Consegne di Natale a rischio per Amazon in Germania: il sindacato tedesco Verdi ha orchestrato oggi uno sciopero dei dipendenti dei due magazzini di Leipzig e di Werne. Il sito Dw.com riferisce che nelle prime ore del mattino i lavoratori dei due centri di distribuzione Amazon hanno incrociato le braccia per chiedere condizioni di lavoro e paghe migliori.
Amazon impiega nei magazzini tedeschi ben 16.000 persone ma ha affermato che solo 350 dipendenti si sono fermati oggi. Tuttavia Verdi sta preparando nuove proteste, anche in altri centri di distribuzione Amazon in Germania. Intanto per i lavoratori di Werne lo sciopero dovrebbe durare fino a domattina, mentre a Leipzig gli addetti potrebbero restare fermi fino al 24 dicembre.
“Abbiamo dato più volte ad Amazon tempo per considerare le nostre richieste”, ha affermato Thomas Schneider di Verdi, aggiungendo che Amazon si rifiuta di negoziare. “Vediamo se riusciranno a mantenere l’impegno sulle consegne dei regali di Natale dei loro clienti”.
“Non ci sarà alcun impatto”, ha replicato Amazon.
La richiesta di Verdi, che dal 2013 ha avviato una campagna in cui rivendica più diritti per gli addetti di Amazon, è di allineare gli stipendi dei magazzinieri del gruppo americano a quelli previsti dal contratto collettivo nazionale dei dipendenti del settore del commercio al dettaglio e delle spedizioni via posta. Amazon respinge le richieste replicando che i suoi stipendi vanno allineati a quelli dei concorrenti della logistica, non delle spedizioni postali. L’azienda americana sostiene che la sua paga minima di 10,78 euro l’ora è nella forchetta alta delle paghe nel segmento della logistica e che dopo due anni di lavoro, includendo i bonus, un suo dipendente guadagna fino a 2.400 euro al mese.
Per Amazon, la Germania è il secondo più grande mercato dopo gli Stati Uniti. Lo scorso mese, in occasione del Black Friday, i dipendenti dei magazzini Amazon in Germania, in Spagna e in Gran Bretagna hanno scioperato per chiedere migliori condizioni di lavoro.

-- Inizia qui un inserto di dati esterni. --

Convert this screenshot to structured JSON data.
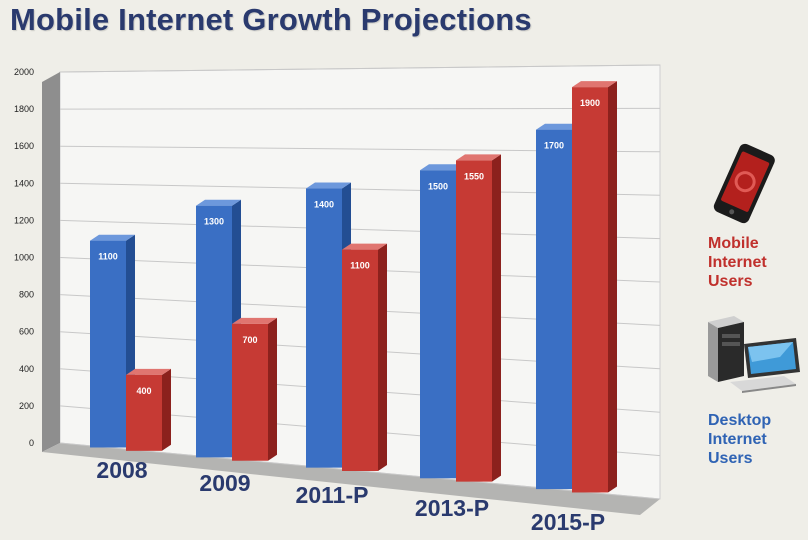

L’azienda americana non ha subito impatti sul numero di ordini e sulle consegne e ha di nuovo preso la difesa del suo impegno sull’occupazione e nel sociale.

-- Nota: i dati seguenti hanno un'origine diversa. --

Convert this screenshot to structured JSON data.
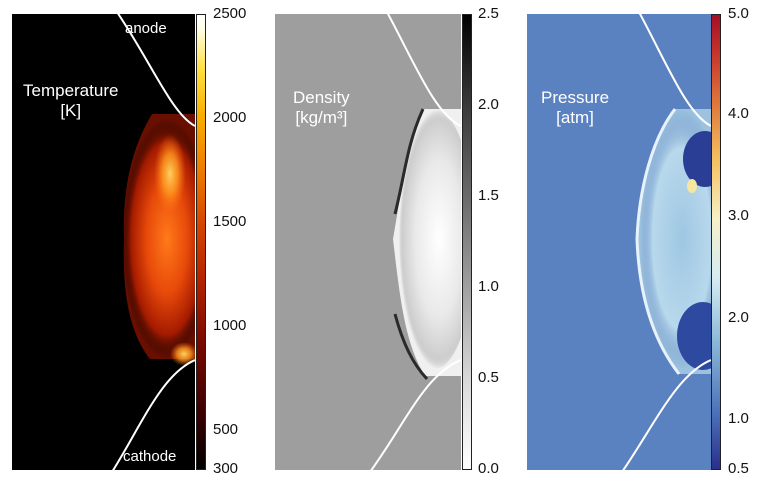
{
  "panels": {
    "temperature": {
      "label_line1": "Temperature",
      "label_line2": "[K]",
      "anode_label": "anode",
      "cathode_label": "cathode",
      "colorbar_ticks": [
        "2500",
        "2000",
        "1500",
        "1000",
        "500",
        "300"
      ]
    },
    "density": {
      "label_line1": "Density",
      "label_line2": "[kg/m³]",
      "colorbar_ticks": [
        "2.5",
        "2.0",
        "1.5",
        "1.0",
        "0.5",
        "0.0"
      ]
    },
    "pressure": {
      "label_line1": "Pressure",
      "label_line2": "[atm]",
      "colorbar_ticks": [
        "5.0",
        "4.0",
        "3.0",
        "2.0",
        "1.0",
        "0.5"
      ]
    }
  },
  "colors": {
    "temperature_bg": "#000000",
    "density_bg": "#9e9e9e",
    "pressure_bg": "#5b82c0",
    "electrode_line": "#ffffff"
  }
}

In Italia Fist Cisl ha espresso solidarietà ai sindacati Verdi, Comisiones Obreras e Cgt, indicando che la protesta del Black Friday è stata finalizzata “ad accendere i riflettori sulle condizioni di lavoro e per chiedere salari più alti anche connessi alla produttività del colosso dell’e-commerce e del web services che nel mondo conta oltre 613.000 dipendenti, di cui 83.000 circa in Europa e 9.000 in Italia”, ha spiegato il sindacato. La Cisl ha preso parte con una delegazione Fisascat Cisl e Felsa Cisl alla settimana di studio e analisi di Uni Amazon Alliance, la rete dei sindacati che nel mondo rappresentano i lavoratori della multinazionale e che sostiene la necessità di definire “un accordo globale sull’organizzazione del lavoro al tempo in cui innovazione, robot e velocità stanno dettando nuove regole nel mercato nelle quali per l’uomo non è facile inserirsi”.

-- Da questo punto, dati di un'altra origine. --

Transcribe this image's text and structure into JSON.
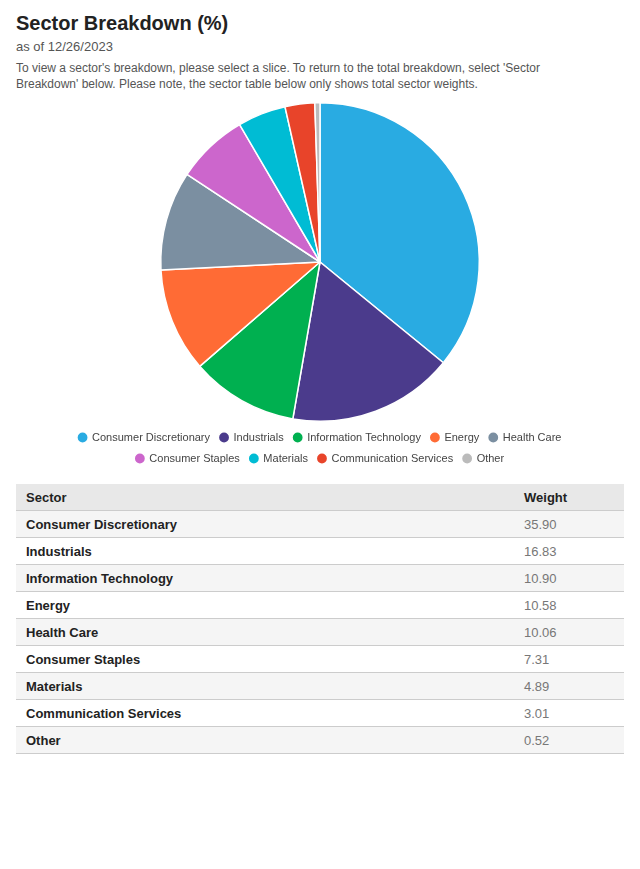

Negli Stati Uniti Amazon si è piegata alle pressioni dei sindacati (e di molti parlamentari) e ha annunciato lo scorso mese che raddoppierà da 7,5 a 15 dollari l’ora il salario minimo per tutti gli addetti alle operazioni di magazzino, trasporto e assistenza clienti. La novità ha escluso tuttavia gli autisti che lavorano per Amazon Flex, un nuovo servizio per la consegna degli articoli acquistati su Amazon.com e dai negozi della neo-acquisita Whole Foods, perché si tratta di collaboratori freelance, non di dipendenti.